長時間労働に対する監督指導 約7割で法令違反行為


厚生労働省は各種の情報から時間外・休日労働時間数が一ヶ月あたり80時間を超えると見られる事業場について定期的に監督指導を行っている。平成30年度における指導実績結果が先般公表された。

同年度においては29,097事業場への監督指導を行い、そのうち20,244事業場(69.6%)で労働基準関係法令違反が見つかった。主な違反内容は、違法な時間外労働(11,766事業場)、賃金不払い残業(1,874事業場)、過重労働による健康障害防止措置未実施(3,510事業場)となった。
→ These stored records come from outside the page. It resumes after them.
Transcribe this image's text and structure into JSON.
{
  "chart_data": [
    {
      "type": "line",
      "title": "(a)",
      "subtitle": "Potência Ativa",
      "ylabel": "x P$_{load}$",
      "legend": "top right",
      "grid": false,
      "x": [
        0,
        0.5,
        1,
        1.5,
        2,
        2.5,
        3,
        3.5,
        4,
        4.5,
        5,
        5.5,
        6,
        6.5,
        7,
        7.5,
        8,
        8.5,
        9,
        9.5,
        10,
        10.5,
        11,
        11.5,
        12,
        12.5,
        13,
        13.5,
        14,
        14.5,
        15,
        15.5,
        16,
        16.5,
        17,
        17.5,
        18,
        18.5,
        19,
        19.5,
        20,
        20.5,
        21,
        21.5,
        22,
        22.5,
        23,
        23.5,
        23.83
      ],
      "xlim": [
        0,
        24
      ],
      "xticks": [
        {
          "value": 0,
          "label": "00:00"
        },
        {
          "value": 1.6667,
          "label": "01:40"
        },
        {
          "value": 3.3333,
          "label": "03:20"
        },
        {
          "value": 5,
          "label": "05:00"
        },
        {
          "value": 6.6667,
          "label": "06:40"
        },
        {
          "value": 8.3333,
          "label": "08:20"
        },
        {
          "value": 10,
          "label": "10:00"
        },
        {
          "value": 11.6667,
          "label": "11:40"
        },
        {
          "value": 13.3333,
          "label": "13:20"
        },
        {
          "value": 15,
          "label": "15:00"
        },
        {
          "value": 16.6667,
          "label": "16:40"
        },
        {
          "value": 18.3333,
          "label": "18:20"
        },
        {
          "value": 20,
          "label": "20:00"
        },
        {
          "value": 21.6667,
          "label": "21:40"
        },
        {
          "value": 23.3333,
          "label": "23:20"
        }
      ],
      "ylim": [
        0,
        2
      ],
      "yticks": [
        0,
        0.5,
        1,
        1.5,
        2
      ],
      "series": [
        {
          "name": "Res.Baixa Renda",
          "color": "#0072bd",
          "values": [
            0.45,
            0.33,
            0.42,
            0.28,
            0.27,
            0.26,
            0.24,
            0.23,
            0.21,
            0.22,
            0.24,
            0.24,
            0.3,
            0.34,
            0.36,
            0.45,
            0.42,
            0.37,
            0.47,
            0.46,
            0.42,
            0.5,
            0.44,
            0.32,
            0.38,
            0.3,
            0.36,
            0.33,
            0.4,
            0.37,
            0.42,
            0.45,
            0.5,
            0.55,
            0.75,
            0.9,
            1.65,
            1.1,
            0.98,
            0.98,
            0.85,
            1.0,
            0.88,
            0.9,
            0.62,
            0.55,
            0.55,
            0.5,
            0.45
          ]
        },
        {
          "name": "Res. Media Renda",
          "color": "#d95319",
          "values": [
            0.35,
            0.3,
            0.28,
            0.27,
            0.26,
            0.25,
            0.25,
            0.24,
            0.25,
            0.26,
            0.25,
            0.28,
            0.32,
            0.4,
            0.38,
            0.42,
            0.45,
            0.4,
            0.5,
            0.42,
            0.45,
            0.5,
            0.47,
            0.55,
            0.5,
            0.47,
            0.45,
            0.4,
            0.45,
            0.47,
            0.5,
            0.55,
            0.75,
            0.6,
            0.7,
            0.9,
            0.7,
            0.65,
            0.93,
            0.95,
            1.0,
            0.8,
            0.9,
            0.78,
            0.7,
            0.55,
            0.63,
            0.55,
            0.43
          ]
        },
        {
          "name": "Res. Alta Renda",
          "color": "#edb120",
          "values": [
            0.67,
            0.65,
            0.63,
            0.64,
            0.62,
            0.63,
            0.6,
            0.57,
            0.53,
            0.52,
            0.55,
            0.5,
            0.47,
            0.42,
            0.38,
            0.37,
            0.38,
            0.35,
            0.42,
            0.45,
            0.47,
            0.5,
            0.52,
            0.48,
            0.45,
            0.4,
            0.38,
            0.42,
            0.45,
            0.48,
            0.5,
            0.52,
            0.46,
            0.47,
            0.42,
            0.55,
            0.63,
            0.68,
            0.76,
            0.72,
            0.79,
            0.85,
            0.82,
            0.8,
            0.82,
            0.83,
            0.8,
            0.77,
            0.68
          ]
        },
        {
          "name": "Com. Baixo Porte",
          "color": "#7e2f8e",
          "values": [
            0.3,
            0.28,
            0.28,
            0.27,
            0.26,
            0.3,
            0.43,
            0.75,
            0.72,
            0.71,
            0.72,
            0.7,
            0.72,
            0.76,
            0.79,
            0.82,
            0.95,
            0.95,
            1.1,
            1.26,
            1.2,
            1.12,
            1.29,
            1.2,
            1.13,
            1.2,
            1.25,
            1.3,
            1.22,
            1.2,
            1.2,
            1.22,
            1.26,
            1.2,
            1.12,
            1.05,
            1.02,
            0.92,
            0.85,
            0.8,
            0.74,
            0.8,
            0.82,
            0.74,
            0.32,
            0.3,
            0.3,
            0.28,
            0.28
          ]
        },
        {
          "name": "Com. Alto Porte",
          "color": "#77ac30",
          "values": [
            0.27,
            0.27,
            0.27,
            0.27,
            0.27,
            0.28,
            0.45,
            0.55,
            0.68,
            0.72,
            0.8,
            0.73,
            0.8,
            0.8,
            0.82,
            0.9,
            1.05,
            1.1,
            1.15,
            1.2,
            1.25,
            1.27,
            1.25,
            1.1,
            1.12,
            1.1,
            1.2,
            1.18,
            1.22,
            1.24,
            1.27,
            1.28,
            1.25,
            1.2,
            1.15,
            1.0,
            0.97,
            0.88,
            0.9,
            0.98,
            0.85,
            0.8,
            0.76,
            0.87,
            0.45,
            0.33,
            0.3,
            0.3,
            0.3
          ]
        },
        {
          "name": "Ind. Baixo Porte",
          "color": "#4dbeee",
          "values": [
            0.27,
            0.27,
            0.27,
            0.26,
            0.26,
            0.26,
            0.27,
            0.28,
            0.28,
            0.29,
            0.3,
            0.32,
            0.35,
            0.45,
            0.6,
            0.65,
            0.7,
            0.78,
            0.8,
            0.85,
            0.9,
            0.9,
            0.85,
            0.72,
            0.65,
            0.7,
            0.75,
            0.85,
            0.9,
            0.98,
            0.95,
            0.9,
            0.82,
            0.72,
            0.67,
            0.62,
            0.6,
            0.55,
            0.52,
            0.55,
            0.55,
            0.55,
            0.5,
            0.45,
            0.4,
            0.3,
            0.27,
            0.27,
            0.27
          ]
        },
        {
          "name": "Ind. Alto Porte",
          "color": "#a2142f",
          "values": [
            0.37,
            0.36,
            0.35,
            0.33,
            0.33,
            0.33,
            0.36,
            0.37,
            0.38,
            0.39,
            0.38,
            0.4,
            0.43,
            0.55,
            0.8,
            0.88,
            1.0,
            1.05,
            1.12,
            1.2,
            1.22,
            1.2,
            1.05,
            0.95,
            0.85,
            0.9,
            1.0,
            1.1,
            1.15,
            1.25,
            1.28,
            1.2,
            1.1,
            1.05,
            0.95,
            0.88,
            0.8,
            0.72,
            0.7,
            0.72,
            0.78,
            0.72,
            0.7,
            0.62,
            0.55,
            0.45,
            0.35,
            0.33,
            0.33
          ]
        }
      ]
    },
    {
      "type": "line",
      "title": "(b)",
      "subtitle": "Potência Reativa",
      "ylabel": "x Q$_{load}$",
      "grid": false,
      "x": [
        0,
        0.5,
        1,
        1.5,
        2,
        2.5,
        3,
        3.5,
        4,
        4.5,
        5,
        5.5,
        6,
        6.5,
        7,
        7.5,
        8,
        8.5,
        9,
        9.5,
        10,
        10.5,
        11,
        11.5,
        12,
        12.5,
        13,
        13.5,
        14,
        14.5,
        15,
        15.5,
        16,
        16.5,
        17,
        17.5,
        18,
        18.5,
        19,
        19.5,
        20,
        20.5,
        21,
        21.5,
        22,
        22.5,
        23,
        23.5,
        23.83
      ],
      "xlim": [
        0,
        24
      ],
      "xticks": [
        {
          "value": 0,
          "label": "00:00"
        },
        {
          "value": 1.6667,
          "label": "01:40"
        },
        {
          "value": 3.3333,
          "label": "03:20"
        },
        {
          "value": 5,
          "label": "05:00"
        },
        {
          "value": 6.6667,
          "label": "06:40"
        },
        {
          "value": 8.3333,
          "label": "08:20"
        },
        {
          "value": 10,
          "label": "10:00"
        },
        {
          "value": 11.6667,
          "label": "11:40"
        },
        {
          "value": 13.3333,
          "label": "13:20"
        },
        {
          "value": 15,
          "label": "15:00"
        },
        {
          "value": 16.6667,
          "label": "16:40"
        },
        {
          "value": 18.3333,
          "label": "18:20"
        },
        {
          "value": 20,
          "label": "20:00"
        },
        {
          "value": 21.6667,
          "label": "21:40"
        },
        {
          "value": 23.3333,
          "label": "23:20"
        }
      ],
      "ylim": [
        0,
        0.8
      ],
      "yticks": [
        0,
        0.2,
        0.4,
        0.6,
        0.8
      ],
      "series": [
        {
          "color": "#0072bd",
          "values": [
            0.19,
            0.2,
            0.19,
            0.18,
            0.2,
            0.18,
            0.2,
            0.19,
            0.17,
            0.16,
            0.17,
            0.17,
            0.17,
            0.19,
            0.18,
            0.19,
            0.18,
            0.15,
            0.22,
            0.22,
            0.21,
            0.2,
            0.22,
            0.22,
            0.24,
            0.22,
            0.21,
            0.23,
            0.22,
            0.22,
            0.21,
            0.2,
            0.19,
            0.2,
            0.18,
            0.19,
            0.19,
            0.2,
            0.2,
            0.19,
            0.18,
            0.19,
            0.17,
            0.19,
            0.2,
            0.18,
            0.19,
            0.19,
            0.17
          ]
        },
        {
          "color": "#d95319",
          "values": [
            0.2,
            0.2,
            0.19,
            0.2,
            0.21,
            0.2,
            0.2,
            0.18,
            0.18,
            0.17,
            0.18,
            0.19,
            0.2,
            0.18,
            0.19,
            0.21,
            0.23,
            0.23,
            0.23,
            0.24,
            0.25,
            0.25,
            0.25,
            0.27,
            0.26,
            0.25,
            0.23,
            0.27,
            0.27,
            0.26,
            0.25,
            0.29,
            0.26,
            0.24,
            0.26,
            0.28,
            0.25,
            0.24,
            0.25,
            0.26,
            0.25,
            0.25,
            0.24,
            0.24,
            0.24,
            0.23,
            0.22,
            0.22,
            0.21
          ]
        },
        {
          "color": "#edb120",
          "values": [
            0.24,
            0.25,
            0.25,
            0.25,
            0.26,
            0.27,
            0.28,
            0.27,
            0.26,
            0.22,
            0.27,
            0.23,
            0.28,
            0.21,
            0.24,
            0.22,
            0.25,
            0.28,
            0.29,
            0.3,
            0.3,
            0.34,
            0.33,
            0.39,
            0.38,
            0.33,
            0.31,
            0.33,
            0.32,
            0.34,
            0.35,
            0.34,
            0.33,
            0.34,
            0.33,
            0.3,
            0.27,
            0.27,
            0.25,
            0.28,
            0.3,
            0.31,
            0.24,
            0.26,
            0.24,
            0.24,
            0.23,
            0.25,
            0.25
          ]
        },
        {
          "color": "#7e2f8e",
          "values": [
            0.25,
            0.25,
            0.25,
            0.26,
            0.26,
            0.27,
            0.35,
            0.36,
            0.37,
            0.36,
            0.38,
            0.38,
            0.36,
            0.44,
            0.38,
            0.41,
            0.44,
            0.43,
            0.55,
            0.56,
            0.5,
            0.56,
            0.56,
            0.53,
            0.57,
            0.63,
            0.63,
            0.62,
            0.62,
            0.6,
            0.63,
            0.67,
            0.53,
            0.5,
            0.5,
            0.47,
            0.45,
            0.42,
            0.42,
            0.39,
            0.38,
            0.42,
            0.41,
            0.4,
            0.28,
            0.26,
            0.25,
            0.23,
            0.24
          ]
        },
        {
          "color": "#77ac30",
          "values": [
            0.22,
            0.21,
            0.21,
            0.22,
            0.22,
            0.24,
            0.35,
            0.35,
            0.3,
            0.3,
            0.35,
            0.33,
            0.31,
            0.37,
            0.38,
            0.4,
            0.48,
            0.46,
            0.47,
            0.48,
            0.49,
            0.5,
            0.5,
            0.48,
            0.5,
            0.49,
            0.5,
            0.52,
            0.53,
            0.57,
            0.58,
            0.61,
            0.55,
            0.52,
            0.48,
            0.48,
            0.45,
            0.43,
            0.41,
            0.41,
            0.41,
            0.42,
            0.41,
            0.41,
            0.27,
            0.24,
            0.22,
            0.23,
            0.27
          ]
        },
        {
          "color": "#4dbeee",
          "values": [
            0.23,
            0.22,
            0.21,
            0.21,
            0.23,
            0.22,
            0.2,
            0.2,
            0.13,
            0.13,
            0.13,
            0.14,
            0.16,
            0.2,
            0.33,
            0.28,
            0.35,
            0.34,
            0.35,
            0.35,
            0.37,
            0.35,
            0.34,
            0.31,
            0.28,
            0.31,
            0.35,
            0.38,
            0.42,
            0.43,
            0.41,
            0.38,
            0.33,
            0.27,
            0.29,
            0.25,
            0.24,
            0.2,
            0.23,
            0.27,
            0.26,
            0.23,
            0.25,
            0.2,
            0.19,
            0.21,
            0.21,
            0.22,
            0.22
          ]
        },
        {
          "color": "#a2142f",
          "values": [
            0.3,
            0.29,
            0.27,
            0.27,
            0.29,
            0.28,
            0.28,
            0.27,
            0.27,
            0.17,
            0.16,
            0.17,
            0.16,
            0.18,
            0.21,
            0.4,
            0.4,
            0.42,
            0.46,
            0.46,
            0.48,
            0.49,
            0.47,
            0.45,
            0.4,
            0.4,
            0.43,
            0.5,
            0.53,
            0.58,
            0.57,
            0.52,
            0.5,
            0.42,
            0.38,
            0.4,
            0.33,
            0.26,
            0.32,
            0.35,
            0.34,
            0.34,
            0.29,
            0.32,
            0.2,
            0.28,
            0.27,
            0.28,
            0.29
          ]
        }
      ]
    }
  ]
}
監督指導を受けた事業場を事業場の規模別に見ると、従業員10人未満が24.5%、10~29人が34.3%、30~49人が4,575%、50~99人が11.7%となった。一方、事業場ごとではなく企業規模でみると100~299人が18.4%、300人以上が37.5%となる。

業種別では製造業が4,567事業場で最多、以下、運輸交通業、商業、その他の事業(派遣、警備、情報処理サービス業等)が続いている。

厚生労働省では、今後も長時間労働の是正に向けた取組を積極的に行うとともに、11月の「過重労働解消キャンペーン」期間中に重点的な監督指導を行う予定だ。